Armenian church in Ordubad, Nakhchivan, Azerbaijan

St. Hovhannes Church was an Armenian church located on a hill in the center of the former village of Berdak, near the current Dyrnys village (Ordubad district) of the Nakhchivan Autonomous Republic of Azerbaijan.

== History ==
The date of the construction of the church is unclear, however, the date 1625 appeared on a few cross-stones (khachkars) that were embedded in the church walls. An Armenian inscription in the church attests to renovations in 1888.

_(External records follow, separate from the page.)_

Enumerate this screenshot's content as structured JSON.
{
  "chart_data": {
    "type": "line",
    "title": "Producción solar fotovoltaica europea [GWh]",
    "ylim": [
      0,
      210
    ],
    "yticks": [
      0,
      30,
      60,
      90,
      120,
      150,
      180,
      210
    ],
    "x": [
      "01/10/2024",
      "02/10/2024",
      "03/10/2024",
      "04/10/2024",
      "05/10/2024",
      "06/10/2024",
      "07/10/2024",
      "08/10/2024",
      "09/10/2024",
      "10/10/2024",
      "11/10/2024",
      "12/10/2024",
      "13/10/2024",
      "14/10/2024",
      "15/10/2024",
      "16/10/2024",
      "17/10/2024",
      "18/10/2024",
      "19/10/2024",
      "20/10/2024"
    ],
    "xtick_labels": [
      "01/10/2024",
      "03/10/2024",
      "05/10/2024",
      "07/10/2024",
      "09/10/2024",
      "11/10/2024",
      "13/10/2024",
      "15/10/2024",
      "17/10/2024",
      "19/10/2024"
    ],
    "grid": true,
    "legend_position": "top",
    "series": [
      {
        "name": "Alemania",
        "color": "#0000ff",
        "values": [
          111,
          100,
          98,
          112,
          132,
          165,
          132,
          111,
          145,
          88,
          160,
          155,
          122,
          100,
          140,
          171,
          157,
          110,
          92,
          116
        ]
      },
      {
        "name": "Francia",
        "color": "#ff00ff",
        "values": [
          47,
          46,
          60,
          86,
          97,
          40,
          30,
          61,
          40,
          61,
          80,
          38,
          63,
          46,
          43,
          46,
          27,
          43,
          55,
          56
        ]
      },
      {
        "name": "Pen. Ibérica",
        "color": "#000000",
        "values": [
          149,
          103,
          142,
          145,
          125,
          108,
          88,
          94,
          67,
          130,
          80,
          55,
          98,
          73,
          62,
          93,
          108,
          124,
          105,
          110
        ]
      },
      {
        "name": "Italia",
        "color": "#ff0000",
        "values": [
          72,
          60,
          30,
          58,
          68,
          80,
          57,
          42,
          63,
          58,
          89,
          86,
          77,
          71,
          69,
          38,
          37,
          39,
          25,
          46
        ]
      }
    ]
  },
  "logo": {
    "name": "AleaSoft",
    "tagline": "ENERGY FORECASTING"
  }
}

== Architectural characteristics ==
The church was a small, vaulted building with a single-chamber nave, an apse in the east and a single doorway in the southern facade. A hall built along the southern facade may have served as a vestry or bell tower. Armenian inscriptions were set in the eastern and southern walls.

== Destruction ==
The church was still standing in the early 1980s. However, it was partially ruined at that time. According to investigation of the Caucasus Heritage Watch, the church was destroyed by February 3, 2000, it remained a vacant plot until 2019 when the Allahshukur Mosque was built on the grounds of the former church. The mosque was built in honor of the Sheikh ul-Islam and Grand Mufti of the Caucasus, Allahshukur Pashazadeh.